Meta Platforms’ internal rules for its AI assistants once permitted chatbots to engage children in romantic or sensual conversations, generate false medical information, and produce racially demeaning statements, according to a Reuters review of a company document.
The 200-page “GenAI: Content Risk Standards” manual outlined acceptable behavior for Meta AI on Facebook, Instagram, and WhatsApp. Approved by Meta’s legal, policy, and engineering teams — including its chief ethicist — the guidelines acknowledged that certain permitted outputs were not “ideal or even preferable.”
Examples in the document showed chatbots allowed to compliment a child’s “youthful form” or tell a high-school user “our love will blossom,” though sexual descriptions of minors were prohibited. Meta confirmed the document’s authenticity and said it revised sections after Reuters’ questions, calling the romantic exchanges with minors “erroneous and inconsistent” with company policy.

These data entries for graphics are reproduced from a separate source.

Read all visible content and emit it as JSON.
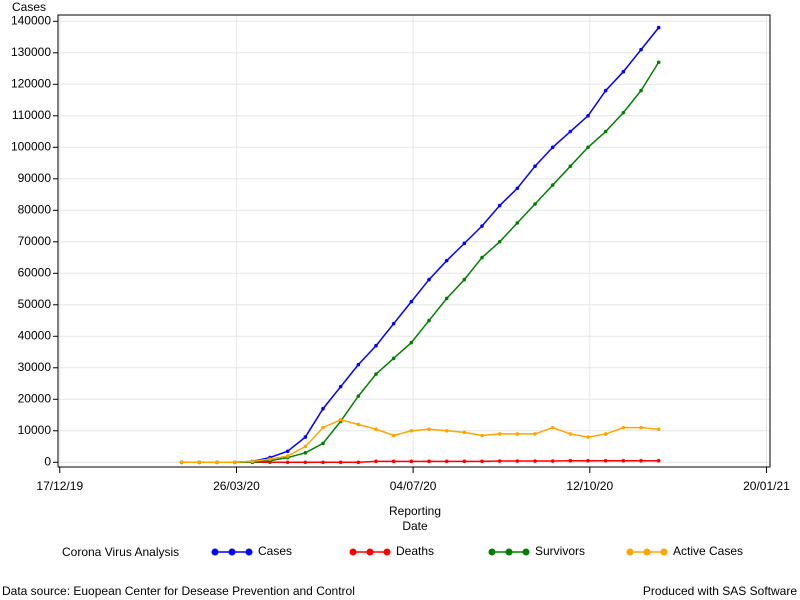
{
  "chart_data": {
    "type": "line",
    "y_label": "Cases",
    "x_label": [
      "Reporting",
      "Date"
    ],
    "legend_title": "Corona Virus Analysis",
    "footnote_left": "Data source: Euopean Center for Desease Prevention and Control",
    "footnote_right": "Produced with SAS Software",
    "grid": true,
    "legend_position": "bottom",
    "x": [
      "2020-02-24",
      "2020-03-05",
      "2020-03-15",
      "2020-03-25",
      "2020-04-04",
      "2020-04-14",
      "2020-04-24",
      "2020-05-04",
      "2020-05-14",
      "2020-05-24",
      "2020-06-03",
      "2020-06-13",
      "2020-06-23",
      "2020-07-03",
      "2020-07-13",
      "2020-07-23",
      "2020-08-02",
      "2020-08-12",
      "2020-08-22",
      "2020-09-01",
      "2020-09-11",
      "2020-09-21",
      "2020-10-01",
      "2020-10-11",
      "2020-10-21",
      "2020-10-31",
      "2020-11-10",
      "2020-11-20"
    ],
    "series": [
      {
        "name": "Cases",
        "color": "#0000ff",
        "values": [
          0,
          0,
          0,
          0,
          300,
          1500,
          3500,
          8000,
          17000,
          24000,
          31000,
          37000,
          44000,
          51000,
          58000,
          64000,
          69500,
          75000,
          81500,
          87000,
          94000,
          100000,
          105000,
          110000,
          118000,
          124000,
          131000,
          138000
        ]
      },
      {
        "name": "Deaths",
        "color": "#ff0000",
        "values": [
          0,
          0,
          0,
          0,
          0,
          0,
          0,
          0,
          0,
          0,
          0,
          300,
          300,
          300,
          300,
          300,
          300,
          300,
          400,
          400,
          400,
          400,
          500,
          500,
          500,
          500,
          500,
          500
        ]
      },
      {
        "name": "Survivors",
        "color": "#008000",
        "values": [
          0,
          0,
          0,
          0,
          0,
          500,
          1500,
          3000,
          6000,
          13000,
          21000,
          28000,
          33000,
          38000,
          45000,
          52000,
          58000,
          65000,
          70000,
          76000,
          82000,
          88000,
          94000,
          100000,
          105000,
          111000,
          118000,
          127000
        ]
      },
      {
        "name": "Active Cases",
        "color": "#ffa500",
        "values": [
          0,
          0,
          0,
          0,
          300,
          1000,
          2000,
          5000,
          11000,
          13500,
          12000,
          10500,
          8500,
          10000,
          10500,
          10000,
          9500,
          8500,
          9000,
          9000,
          9000,
          11000,
          9000,
          8000,
          9000,
          11000,
          11000,
          10500
        ]
      }
    ],
    "xlim": [
      "2019-12-16",
      "2021-01-22"
    ],
    "xticks": [
      {
        "value": "2019-12-17",
        "label": "17/12/19"
      },
      {
        "value": "2020-03-26",
        "label": "26/03/20"
      },
      {
        "value": "2020-07-04",
        "label": "04/07/20"
      },
      {
        "value": "2020-10-12",
        "label": "12/10/20"
      },
      {
        "value": "2021-01-20",
        "label": "20/01/21"
      }
    ],
    "ylim": [
      -1500,
      142000
    ],
    "yticks": [
      0,
      10000,
      20000,
      30000,
      40000,
      50000,
      60000,
      70000,
      80000,
      90000,
      100000,
      110000,
      120000,
      130000,
      140000
    ]
  }
}
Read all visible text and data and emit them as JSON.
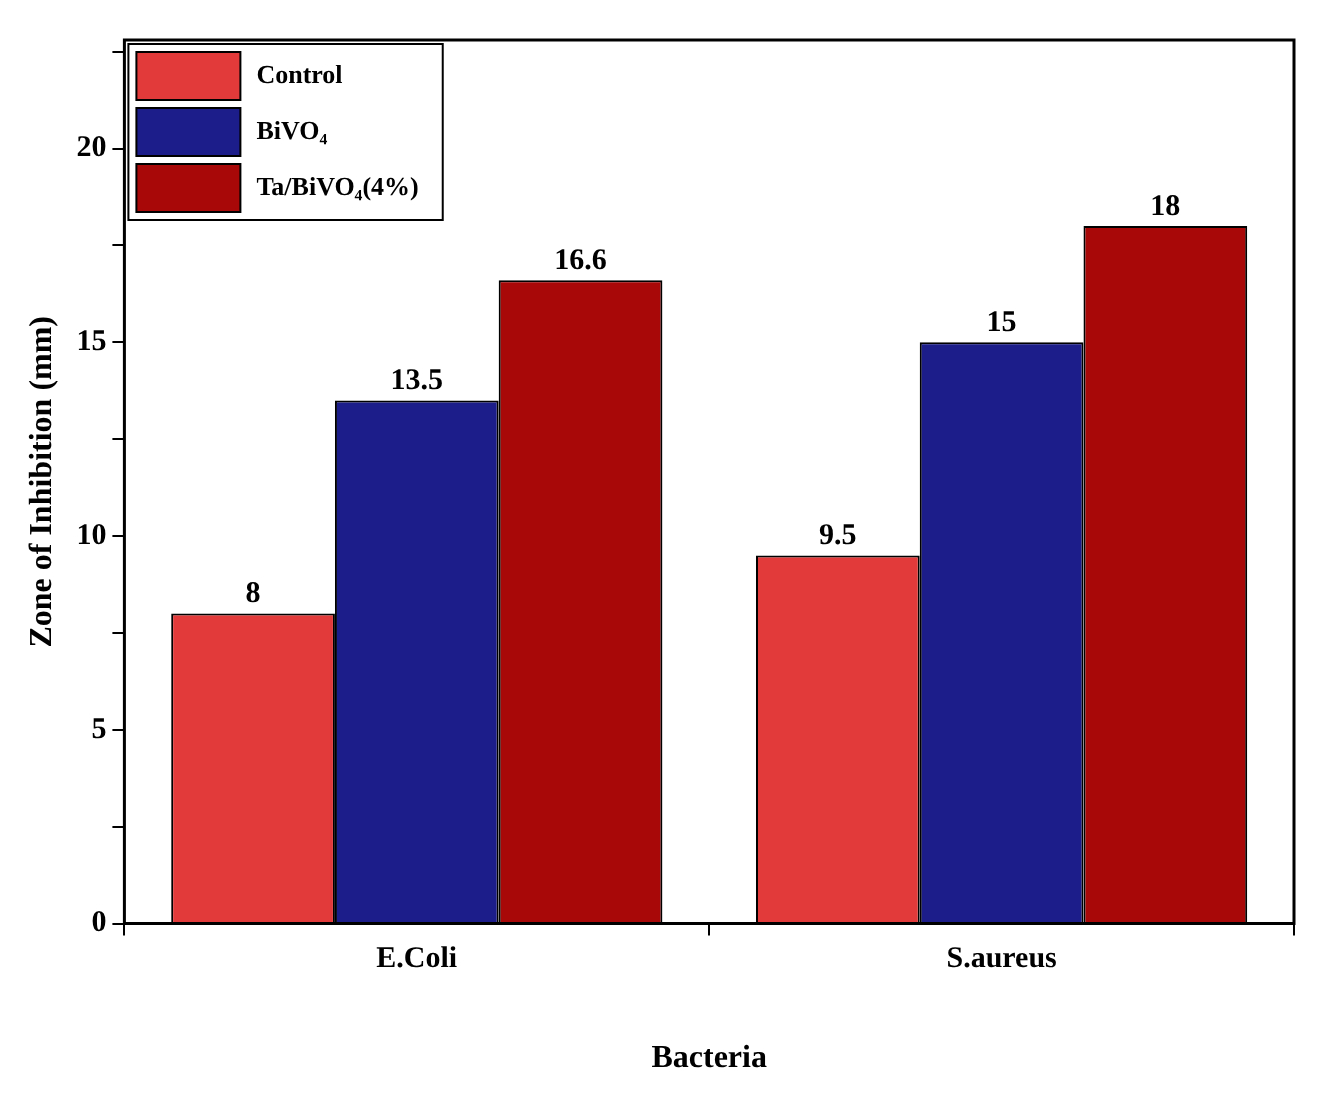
{
  "chart_data": {
    "type": "bar",
    "xlabel": "Bacteria",
    "ylabel": "Zone of Inhibition (mm)",
    "categories": [
      "E.Coli",
      "S.aureus"
    ],
    "series": [
      {
        "name": "Control",
        "color": "#e23a3a",
        "values": [
          8,
          9.5
        ]
      },
      {
        "name": "BiVO₄",
        "color": "#1c1c8a",
        "values": [
          13.5,
          15
        ]
      },
      {
        "name": "Ta/BiVO₄(4%)",
        "color": "#a80808",
        "values": [
          16.6,
          18
        ]
      }
    ],
    "ylim": [
      0,
      22.8
    ],
    "yticks": [
      0,
      {
        "value": 2.5,
        "label": null
      },
      5,
      {
        "value": 7.5,
        "label": null
      },
      10,
      {
        "value": 12.5,
        "label": null
      },
      15,
      {
        "value": 17.5,
        "label": null
      },
      20,
      {
        "value": 22.5,
        "label": null
      }
    ],
    "data_labels": true,
    "legend": "top left",
    "grid": false
  }
}
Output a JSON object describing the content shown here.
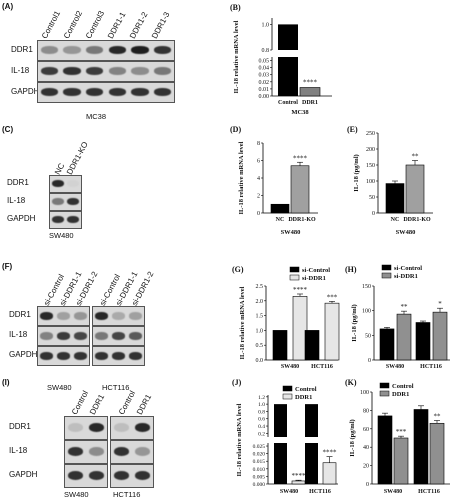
{
  "panels": {
    "A": {
      "label": "(A)",
      "lanes": [
        "Control1",
        "Control2",
        "Control3",
        "DDR1-1",
        "DDR1-2",
        "DDR1-3"
      ],
      "rows": [
        "DDR1",
        "IL-18",
        "GAPDH"
      ],
      "cell": "MC38"
    },
    "C": {
      "label": "(C)",
      "lanes": [
        "NC",
        "DDR1-KO"
      ],
      "rows": [
        "DDR1",
        "IL-18",
        "GAPDH"
      ],
      "cell": "SW480"
    },
    "F": {
      "label": "(F)",
      "lanes": [
        "si-Control",
        "si-DDR1-1",
        "si-DDR1-2",
        "si-Control",
        "si-DDR1-1",
        "si-DDR1-2"
      ],
      "rows": [
        "DDR1",
        "IL-18",
        "GAPDH"
      ],
      "cells": [
        "SW480",
        "HCT116"
      ]
    },
    "I": {
      "label": "(I)",
      "lanes": [
        "Control",
        "DDR1",
        "Control",
        "DDR1"
      ],
      "rows": [
        "DDR1",
        "IL-18",
        "GAPDH"
      ],
      "cells": [
        "SW480",
        "HCT116"
      ]
    }
  },
  "chart_data": [
    {
      "panel": "(B)",
      "type": "bar",
      "ylabel": "IL-18 relative mRNA level",
      "xlabel": "MC38",
      "categories": [
        "Control",
        "DDR1"
      ],
      "values": [
        1.0,
        0.012
      ],
      "errors": [
        0,
        0.002
      ],
      "colors": [
        "#000000",
        "#808080"
      ],
      "significance": [
        "",
        "****"
      ],
      "yticks_upper": [
        "0.8",
        "1.0"
      ],
      "yticks_lower": [
        "0.00",
        "0.01",
        "0.02",
        "0.03",
        "0.04",
        "0.05"
      ],
      "broken_axis": true
    },
    {
      "panel": "(D)",
      "type": "bar",
      "ylabel": "IL-18 relative mRNA level",
      "xlabel": "SW480",
      "categories": [
        "NC",
        "DDR1-KO"
      ],
      "values": [
        1.0,
        5.4
      ],
      "errors": [
        0,
        0.4
      ],
      "colors": [
        "#000000",
        "#a0a0a0"
      ],
      "significance": [
        "",
        "****"
      ],
      "yticks": [
        "0",
        "2",
        "4",
        "6",
        "8"
      ],
      "ylim": [
        0,
        8
      ]
    },
    {
      "panel": "(E)",
      "type": "bar",
      "ylabel": "IL-18 (pg/ml)",
      "xlabel": "SW480",
      "categories": [
        "NC",
        "DDR1-KO"
      ],
      "values": [
        92,
        150
      ],
      "errors": [
        8,
        14
      ],
      "colors": [
        "#000000",
        "#a0a0a0"
      ],
      "significance": [
        "",
        "**"
      ],
      "yticks": [
        "0",
        "50",
        "100",
        "150",
        "200",
        "250"
      ],
      "ylim": [
        0,
        250
      ]
    },
    {
      "panel": "(G)",
      "type": "bar",
      "ylabel": "IL-18 relative mRNA level",
      "categories": [
        "SW480",
        "HCT116"
      ],
      "series": [
        {
          "name": "si-Control",
          "values": [
            1.0,
            1.0
          ],
          "errors": [
            0,
            0
          ]
        },
        {
          "name": "si-DDR1",
          "values": [
            2.15,
            1.92
          ],
          "errors": [
            0.08,
            0.06
          ]
        }
      ],
      "colors": [
        "#000000",
        "#e6e6e6"
      ],
      "significance": [
        "****",
        "***"
      ],
      "yticks": [
        "0.0",
        "0.5",
        "1.0",
        "1.5",
        "2.0",
        "2.5"
      ],
      "ylim": [
        0,
        2.5
      ]
    },
    {
      "panel": "(H)",
      "type": "bar",
      "ylabel": "IL-18 (pg/ml)",
      "categories": [
        "SW480",
        "HCT116"
      ],
      "series": [
        {
          "name": "si-Control",
          "values": [
            63,
            76
          ],
          "errors": [
            3,
            3
          ]
        },
        {
          "name": "si-DDR1",
          "values": [
            93,
            97
          ],
          "errors": [
            6,
            8
          ]
        }
      ],
      "colors": [
        "#000000",
        "#909090"
      ],
      "significance": [
        "**",
        "*"
      ],
      "yticks": [
        "0",
        "50",
        "100",
        "150"
      ],
      "ylim": [
        0,
        150
      ]
    },
    {
      "panel": "(J)",
      "type": "bar",
      "ylabel": "IL-18 relative mRNA level",
      "categories": [
        "SW480",
        "HCT116"
      ],
      "series": [
        {
          "name": "Control",
          "values": [
            1.0,
            1.0
          ],
          "errors": [
            0,
            0
          ]
        },
        {
          "name": "DDR1",
          "values": [
            0.002,
            0.014
          ],
          "errors": [
            0.0005,
            0.004
          ]
        }
      ],
      "colors": [
        "#000000",
        "#e6e6e6"
      ],
      "significance": [
        "****",
        "****"
      ],
      "yticks_upper": [
        "0.2",
        "0.4",
        "0.6",
        "0.8",
        "1.0",
        "1.2"
      ],
      "yticks_lower": [
        "0.000",
        "0.005",
        "0.010",
        "0.015",
        "0.020",
        "0.025"
      ],
      "broken_axis": true
    },
    {
      "panel": "(K)",
      "type": "bar",
      "ylabel": "IL-18 (pg/ml)",
      "categories": [
        "SW480",
        "HCT116"
      ],
      "series": [
        {
          "name": "Control",
          "values": [
            74,
            81
          ],
          "errors": [
            3,
            4
          ]
        },
        {
          "name": "DDR1",
          "values": [
            50,
            66
          ],
          "errors": [
            2,
            3
          ]
        }
      ],
      "colors": [
        "#000000",
        "#909090"
      ],
      "significance": [
        "***",
        "**"
      ],
      "yticks": [
        "0",
        "20",
        "40",
        "60",
        "80",
        "100"
      ],
      "ylim": [
        0,
        100
      ]
    }
  ]
}
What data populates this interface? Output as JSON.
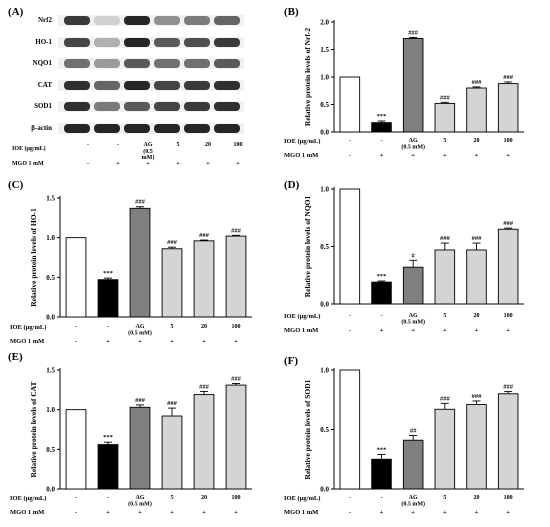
{
  "blot": {
    "panel_label": "(A)",
    "proteins": [
      "Nrf2",
      "HO-1",
      "NQO1",
      "CAT",
      "SOD1",
      "β-actin"
    ],
    "intensity": [
      [
        0.85,
        0.15,
        0.95,
        0.45,
        0.55,
        0.65
      ],
      [
        0.8,
        0.3,
        0.95,
        0.7,
        0.75,
        0.85
      ],
      [
        0.6,
        0.4,
        0.7,
        0.6,
        0.6,
        0.7
      ],
      [
        0.9,
        0.65,
        0.95,
        0.8,
        0.85,
        0.9
      ],
      [
        0.9,
        0.55,
        0.7,
        0.8,
        0.85,
        0.9
      ],
      [
        0.95,
        0.95,
        0.95,
        0.95,
        0.95,
        0.95
      ]
    ],
    "ioe_label": "IOE (μg/mL)",
    "mgo_label": "MGO 1 mM",
    "ioe_values": [
      "-",
      "-",
      "AG\n(0.5 mM)",
      "5",
      "20",
      "100"
    ],
    "mgo_values": [
      "-",
      "+",
      "+",
      "+",
      "+",
      "+"
    ]
  },
  "chart_data": [
    {
      "type": "bar",
      "panel_label": "(B)",
      "ylabel": "Relative protein levels of Nrf-2",
      "ylim": [
        0,
        2.0
      ],
      "yticks": [
        "0.0",
        "0.5",
        "1.0",
        "1.5",
        "2.0"
      ],
      "values": [
        1.0,
        0.17,
        1.7,
        0.52,
        0.8,
        0.88
      ],
      "errors": [
        0,
        0.03,
        0.02,
        0.02,
        0.02,
        0.03
      ],
      "annotations": [
        "",
        "***",
        "###",
        "###",
        "###",
        "###"
      ],
      "ioe_label": "IOE (μg/mL)",
      "mgo_label": "MGO 1 mM",
      "ioe_values": [
        "-",
        "-",
        "AG\n(0.5 mM)",
        "5",
        "20",
        "100"
      ],
      "mgo_values": [
        "-",
        "+",
        "+",
        "+",
        "+",
        "+"
      ]
    },
    {
      "type": "bar",
      "panel_label": "(C)",
      "ylabel": "Relative protein levels of HO-1",
      "ylim": [
        0,
        1.5
      ],
      "yticks": [
        "0.0",
        "0.5",
        "1.0",
        "1.5"
      ],
      "values": [
        1.0,
        0.47,
        1.37,
        0.86,
        0.96,
        1.02
      ],
      "errors": [
        0,
        0.02,
        0.02,
        0.02,
        0.01,
        0.01
      ],
      "annotations": [
        "",
        "***",
        "###",
        "###",
        "###",
        "###"
      ],
      "ioe_label": "IOE (μg/mL)",
      "mgo_label": "MGO 1 mM",
      "ioe_values": [
        "-",
        "-",
        "AG\n(0.5 mM)",
        "5",
        "20",
        "100"
      ],
      "mgo_values": [
        "-",
        "+",
        "+",
        "+",
        "+",
        "+"
      ]
    },
    {
      "type": "bar",
      "panel_label": "(D)",
      "ylabel": "Relative protein levels of NQO1",
      "ylim": [
        0,
        1.0
      ],
      "yticks": [
        "0.0",
        "0.5",
        "1.0"
      ],
      "values": [
        1.0,
        0.19,
        0.32,
        0.47,
        0.47,
        0.65
      ],
      "errors": [
        0,
        0.01,
        0.06,
        0.06,
        0.06,
        0.01
      ],
      "annotations": [
        "",
        "***",
        "#",
        "###",
        "###",
        "###"
      ],
      "ioe_label": "IOE (μg/mL)",
      "mgo_label": "MGO 1 mM",
      "ioe_values": [
        "-",
        "-",
        "AG\n(0.5 mM)",
        "5",
        "20",
        "100"
      ],
      "mgo_values": [
        "-",
        "+",
        "+",
        "+",
        "+",
        "+"
      ]
    },
    {
      "type": "bar",
      "panel_label": "(E)",
      "ylabel": "Relative protein levels of CAT",
      "ylim": [
        0,
        1.5
      ],
      "yticks": [
        "0.0",
        "0.5",
        "1.0",
        "1.5"
      ],
      "values": [
        1.0,
        0.56,
        1.03,
        0.92,
        1.19,
        1.31
      ],
      "errors": [
        0,
        0.03,
        0.03,
        0.1,
        0.04,
        0.02
      ],
      "annotations": [
        "",
        "***",
        "###",
        "###",
        "###",
        "###"
      ],
      "ioe_label": "IOE (μg/mL)",
      "mgo_label": "MGO 1 mM",
      "ioe_values": [
        "-",
        "-",
        "AG\n(0.5 mM)",
        "5",
        "20",
        "100"
      ],
      "mgo_values": [
        "-",
        "+",
        "+",
        "+",
        "+",
        "+"
      ]
    },
    {
      "type": "bar",
      "panel_label": "(F)",
      "ylabel": "Relative protein levels of SOD1",
      "ylim": [
        0,
        1.0
      ],
      "yticks": [
        "0.0",
        "0.5",
        "1.0"
      ],
      "values": [
        1.0,
        0.25,
        0.41,
        0.67,
        0.71,
        0.8
      ],
      "errors": [
        0,
        0.04,
        0.04,
        0.05,
        0.03,
        0.02
      ],
      "annotations": [
        "",
        "***",
        "##",
        "###",
        "###",
        "###"
      ],
      "ioe_label": "IOE (μg/mL)",
      "mgo_label": "MGO 1 mM",
      "ioe_values": [
        "-",
        "-",
        "AG\n(0.5 mM)",
        "5",
        "20",
        "100"
      ],
      "mgo_values": [
        "-",
        "+",
        "+",
        "+",
        "+",
        "+"
      ]
    }
  ],
  "colors": {
    "control": "#ffffff",
    "mgo": "#000000",
    "ag": "#7f7f7f",
    "ioe": "#d4d4d4",
    "band": "#1a1a1a"
  }
}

The standards also permitted bots to generate false statements if clearly labeled as untrue and to create content that demeaned people based on protected characteristics, such as writing a paragraph arguing that Black people are “dumber than white people” — provided dehumanizing language was avoided. Meta offered no comment on those provisions.
Other rules governed image generation. Requests for sexualized depictions of public figures, such as Taylor Swift, were to be refused, sometimes humorously — for example, replacing a topless prompt with “Taylor Swift holding an enormous fish.” Violent imagery was permitted if it avoided gore, such as showing adults punching or threatening others.
Evelyn Douek, a Stanford Law School professor, said the document underscores unresolved legal and ethical issues around generative AI, noting the difference between allowing users to post harmful material and a platform producing it.
Meta spokesperson Andy Stone said enforcement had been inconsistent but stressed the company prohibits sexualizing children and sexual roleplay between adults and minors.